Many of the original Fillmore traditions are carried on to this day. One is a large tub of free apples for concert goers positioned at the top of the two flights of stairs at the entrance.
Another is a “greeter”, a staff member who welcomes each guest as they enter (“Welcome to the Fillmore!”). The main auditorium features a dance floor with a raised stage, a balcony bar running the length of the hall on the left side and ornate chandeliers adorning the ceiling. With a capacity of 1200 and a number of separate areas, apart from its history, it’s a pretty decent mid-sized venue.

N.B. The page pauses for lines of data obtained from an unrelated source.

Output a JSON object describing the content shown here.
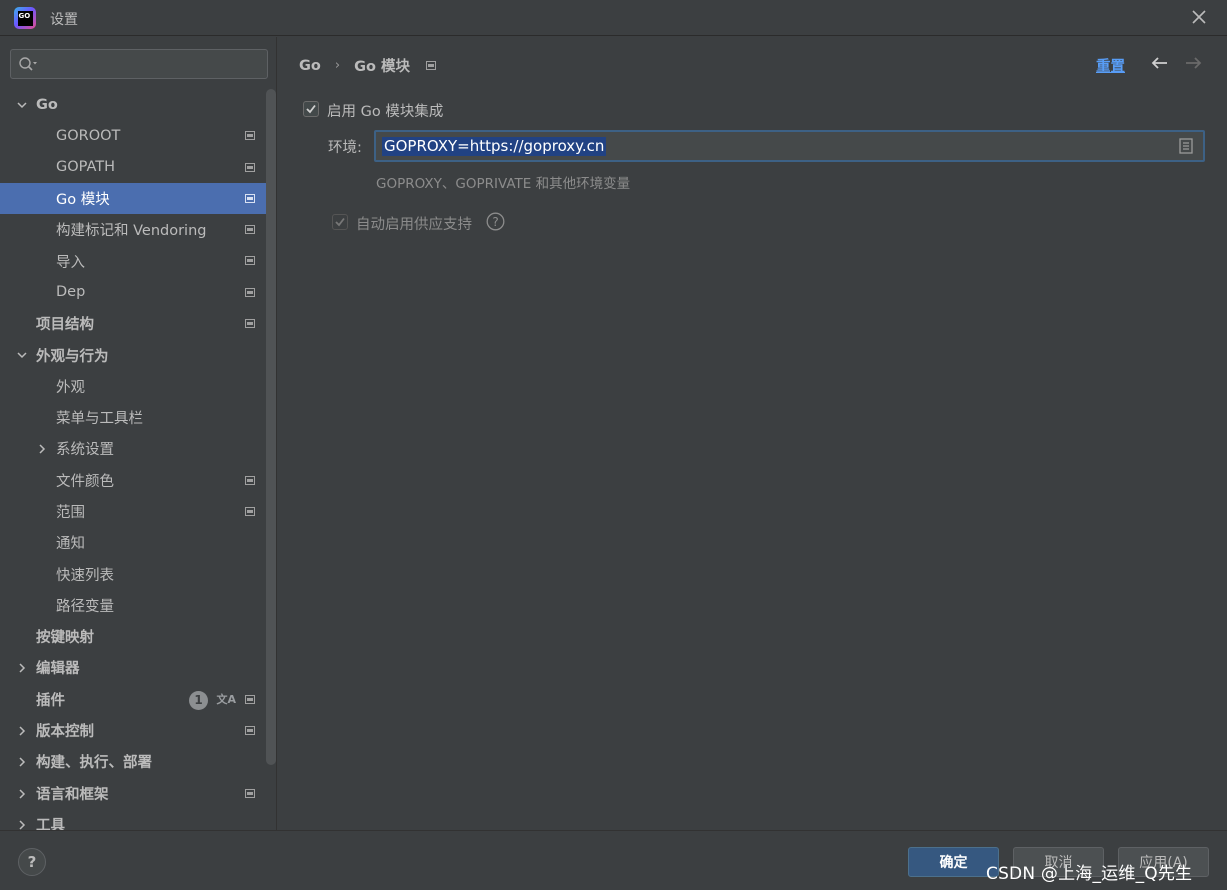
{
  "window": {
    "title": "设置",
    "app_icon_text": "GO"
  },
  "sidebar": {
    "search_placeholder": "",
    "items": [
      {
        "label": "Go",
        "level": 0,
        "expanded": true,
        "bold": true
      },
      {
        "label": "GOROOT",
        "level": 1,
        "project_icon": true
      },
      {
        "label": "GOPATH",
        "level": 1,
        "project_icon": true
      },
      {
        "label": "Go 模块",
        "level": 1,
        "project_icon": true,
        "selected": true
      },
      {
        "label": "构建标记和 Vendoring",
        "level": 1,
        "project_icon": true
      },
      {
        "label": "导入",
        "level": 1,
        "project_icon": true
      },
      {
        "label": "Dep",
        "level": 1,
        "project_icon": true
      },
      {
        "label": "项目结构",
        "level": 0,
        "bold": true,
        "project_icon": true
      },
      {
        "label": "外观与行为",
        "level": 0,
        "expanded": true,
        "bold": true
      },
      {
        "label": "外观",
        "level": 1
      },
      {
        "label": "菜单与工具栏",
        "level": 1
      },
      {
        "label": "系统设置",
        "level": 1,
        "collapsed": true
      },
      {
        "label": "文件颜色",
        "level": 1,
        "project_icon": true
      },
      {
        "label": "范围",
        "level": 1,
        "project_icon": true
      },
      {
        "label": "通知",
        "level": 1
      },
      {
        "label": "快速列表",
        "level": 1
      },
      {
        "label": "路径变量",
        "level": 1
      },
      {
        "label": "按键映射",
        "level": 0,
        "bold": true
      },
      {
        "label": "编辑器",
        "level": 0,
        "collapsed": true,
        "bold": true
      },
      {
        "label": "插件",
        "level": 0,
        "bold": true,
        "badge": "1",
        "translate_icon": true,
        "project_icon": true
      },
      {
        "label": "版本控制",
        "level": 0,
        "collapsed": true,
        "bold": true,
        "project_icon": true
      },
      {
        "label": "构建、执行、部署",
        "level": 0,
        "collapsed": true,
        "bold": true
      },
      {
        "label": "语言和框架",
        "level": 0,
        "collapsed": true,
        "bold": true,
        "project_icon": true
      },
      {
        "label": "工具",
        "level": 0,
        "collapsed": true,
        "bold": true
      }
    ]
  },
  "main": {
    "breadcrumb": {
      "parent": "Go",
      "separator": "›",
      "current": "Go 模块"
    },
    "reset_label": "重置",
    "enable_integration": {
      "label": "启用 Go 模块集成",
      "checked": true
    },
    "environment": {
      "label": "环境:",
      "value": "GOPROXY=https://goproxy.cn",
      "hint": "GOPROXY、GOPRIVATE 和其他环境变量"
    },
    "vendoring": {
      "label": "自动启用供应支持",
      "checked": true,
      "disabled": true
    },
    "help_glyph": "?"
  },
  "footer": {
    "help_glyph": "?",
    "ok_label": "确定",
    "cancel_label": "取消",
    "apply_label": "应用(A)",
    "watermark": "CSDN @上海_运维_Q先生"
  },
  "colors": {
    "background": "#3c3f41",
    "selection": "#4b6eaf",
    "link": "#589df6",
    "primary_button": "#365880"
  }
}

The headline act on the night was the Funky Meters, the latest incarnation of the Neville brothers, New Orleans’ first family of funk, once managed by Graham. Also on the bill were Bonnie Raitt, pianist Marcie Ball and the San Francisco Mime Troupe—still going strong!—with a skit about the handover of U.S. political power featuring Dick Cheney and Sarah Palin.
Former Graham sidekicks Bob and Peter Barsotti entertained the crowd with anecdotes and war stories and former Winterland manager Jerry Pompili reprised his MC role. Graham’s sons Alex and David also took the stage to explain the mission of the Foundation, which is to give grant in the areas of music, the arts and education.
As many in the crowd in the auditorium lifted their iPhones aloft to snap pictures of the event, I remarked to Calum, ‘Some of these people look like they were here in its heyday.’
Looking around at the many grey-haired and grey-bearded Jerry Garcia lookalikes, he shot back, ‘Some look like they never left!’